En rouge, le fin de partage par excellence est un bon Beaujolais de qualité. De grâce, restez loin du Brouilly de Georges Duboeuf qui est plus proche de l’eau que du vin et optez plutôt pour un autre pionnier du Beaujolais, Jean-Paul Brun. Fait des vieilles vignes du domaine, la cuvée l’Ancien est vinifiée à la bourguignonne, avec un égrappage complet et un vieillissement en (vieilles) barriques. On n’y trouve que 12% d’alcool et un glou-glou à tout casser. Il sera parfait à l’apéro sur la terrasse, avec des cochonnailles de qualité. Ah! Je viens de me trouver un plan pour lancer la fin de semaine en beauté!

Une bouteille âgée à ne pas manquer

Il est plutôt rare que des vieux millésimes fassent leur apparition sur les tablettes de la SAQ. Il est encore plus rare que ceux-ci soient abordables. L’exception qui confirme la règle est toutefois de retour en magasin: le Taurasi Radici Riserva de Mastroberardino.

L’appellation Taurasi est située en Campanie, dans le sud de l’Italie et produit des vins à base d’aglianico, un vieux cépage probablement amené là par les Grecs. Il était mentionné par Pline l’Ancien comme un des cépages les plus qualitatifs de la région.

La maison Mastroberardino est le pionnier de la viticulture en Campanie. La maison actuelle a été fondée en 1878, mais la famille fait du vin depuis 11 générations, comme on en retrouve parfois en Italie (on pense entre autres à Antinori et Frescobaldi en Toscane).
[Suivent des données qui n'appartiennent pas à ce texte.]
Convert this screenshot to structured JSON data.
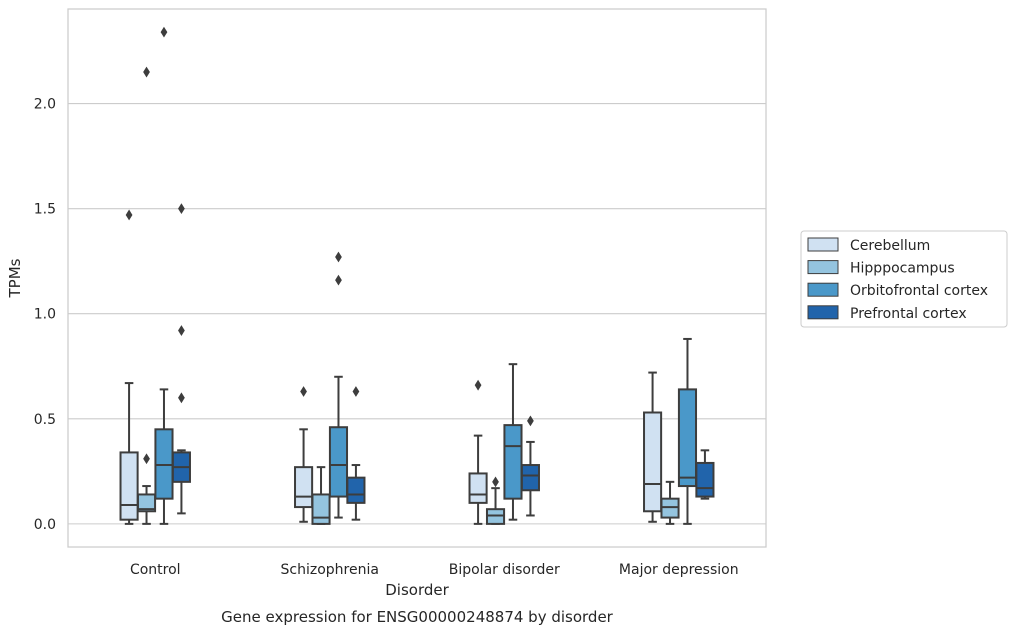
{
  "chart_data": {
    "type": "box",
    "caption": "Gene expression for ENSG00000248874 by disorder",
    "xlabel": "Disorder",
    "ylabel": "TPMs",
    "ylim": [
      -0.11,
      2.45
    ],
    "yticks": [
      0.0,
      0.5,
      1.0,
      1.5,
      2.0
    ],
    "ytick_labels": [
      "0.0",
      "0.5",
      "1.0",
      "1.5",
      "2.0"
    ],
    "grid": "horizontal",
    "legend_position": "right",
    "categories": [
      "Control",
      "Schizophrenia",
      "Bipolar disorder",
      "Major depression"
    ],
    "series": [
      {
        "name": "Cerebellum",
        "color": "#d0e1f2",
        "boxes": [
          {
            "whislo": 0.0,
            "q1": 0.02,
            "med": 0.09,
            "q3": 0.34,
            "whishi": 0.67,
            "fliers": [
              1.47
            ]
          },
          {
            "whislo": 0.01,
            "q1": 0.08,
            "med": 0.13,
            "q3": 0.27,
            "whishi": 0.45,
            "fliers": [
              0.63
            ]
          },
          {
            "whislo": 0.0,
            "q1": 0.1,
            "med": 0.14,
            "q3": 0.24,
            "whishi": 0.42,
            "fliers": [
              0.66
            ]
          },
          {
            "whislo": 0.01,
            "q1": 0.06,
            "med": 0.19,
            "q3": 0.53,
            "whishi": 0.72,
            "fliers": []
          }
        ]
      },
      {
        "name": "Hipppocampus",
        "color": "#94c4df",
        "boxes": [
          {
            "whislo": 0.0,
            "q1": 0.06,
            "med": 0.07,
            "q3": 0.14,
            "whishi": 0.18,
            "fliers": [
              0.31,
              2.15
            ]
          },
          {
            "whislo": 0.0,
            "q1": 0.0,
            "med": 0.03,
            "q3": 0.14,
            "whishi": 0.27,
            "fliers": []
          },
          {
            "whislo": 0.0,
            "q1": 0.0,
            "med": 0.04,
            "q3": 0.07,
            "whishi": 0.17,
            "fliers": [
              0.2
            ]
          },
          {
            "whislo": 0.0,
            "q1": 0.03,
            "med": 0.08,
            "q3": 0.12,
            "whishi": 0.2,
            "fliers": []
          }
        ]
      },
      {
        "name": "Orbitofrontal cortex",
        "color": "#4a98c9",
        "boxes": [
          {
            "whislo": 0.0,
            "q1": 0.12,
            "med": 0.28,
            "q3": 0.45,
            "whishi": 0.64,
            "fliers": [
              2.34
            ]
          },
          {
            "whislo": 0.03,
            "q1": 0.13,
            "med": 0.28,
            "q3": 0.46,
            "whishi": 0.7,
            "fliers": [
              1.16,
              1.27
            ]
          },
          {
            "whislo": 0.02,
            "q1": 0.12,
            "med": 0.37,
            "q3": 0.47,
            "whishi": 0.76,
            "fliers": []
          },
          {
            "whislo": 0.0,
            "q1": 0.18,
            "med": 0.22,
            "q3": 0.64,
            "whishi": 0.88,
            "fliers": []
          }
        ]
      },
      {
        "name": "Prefrontal cortex",
        "color": "#2164ab",
        "boxes": [
          {
            "whislo": 0.05,
            "q1": 0.2,
            "med": 0.27,
            "q3": 0.34,
            "whishi": 0.35,
            "fliers": [
              0.6,
              0.92,
              1.5
            ]
          },
          {
            "whislo": 0.02,
            "q1": 0.1,
            "med": 0.14,
            "q3": 0.22,
            "whishi": 0.28,
            "fliers": [
              0.63
            ]
          },
          {
            "whislo": 0.04,
            "q1": 0.16,
            "med": 0.23,
            "q3": 0.28,
            "whishi": 0.39,
            "fliers": [
              0.49
            ]
          },
          {
            "whislo": 0.12,
            "q1": 0.13,
            "med": 0.17,
            "q3": 0.29,
            "whishi": 0.35,
            "fliers": []
          }
        ]
      }
    ]
  }
}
À un certain point, Mastroberardino produisait près de 90% de tout le vin de l’appellation, mais puisque celle-ci connaît une renaissance depuis une dizaine d’années, ce pourcentage est en forte diminution.

Ceci étant dit, les seuls Taurasi que l’on retrouve à la SAQ sortent des caves de Mastroberardino. Le Radici Riserva est présent dans le millésime 2008 mais aussi (et surtout!) dans le millésime 1998, même si le site de la SAQ liste le millésime 1999.

Quinze ans plus tard, les tannins sont bien fondus et le nez est définitivement sur les notes tertiaires de champignon, sous-bois et thé noir. Le fruit n’est pas tout à fait disparu par contre, mais les fraises ne sont certainement pas à l’avant-plan. En bouche, on goûte la douceur que seul le temps peut apporter. Toutes les composantes du vin forment un tout cohérent et reste en équilibre. Il est toutefois une petite coche en-dessous du merveilleux millésime 1999 qui a garni les étalages de la SAQ l’année dernière, qui lui était en tous points exceptionnel. Le 1998 donnera beaucoup de plaisir dans un avenir rapproché, mais ça ne vaut pas la peine de le garder bien plus longtemps.

On idéalise souvent les vieux millésimes, mais la réalité est que peu de gens ont vraiment une expérience de dégustation avec ce type de vin et que ça ne plaît définitivement pas à tous! Considérant que le même vin se vend environ le double du prix aux États-Unis, on serait fou de s’en passer. Sautez le Starbucks pour quelques jours afin de vous offrir cette bouteille et célébrer un événement heureux qui s’est passé pour vous en 1998!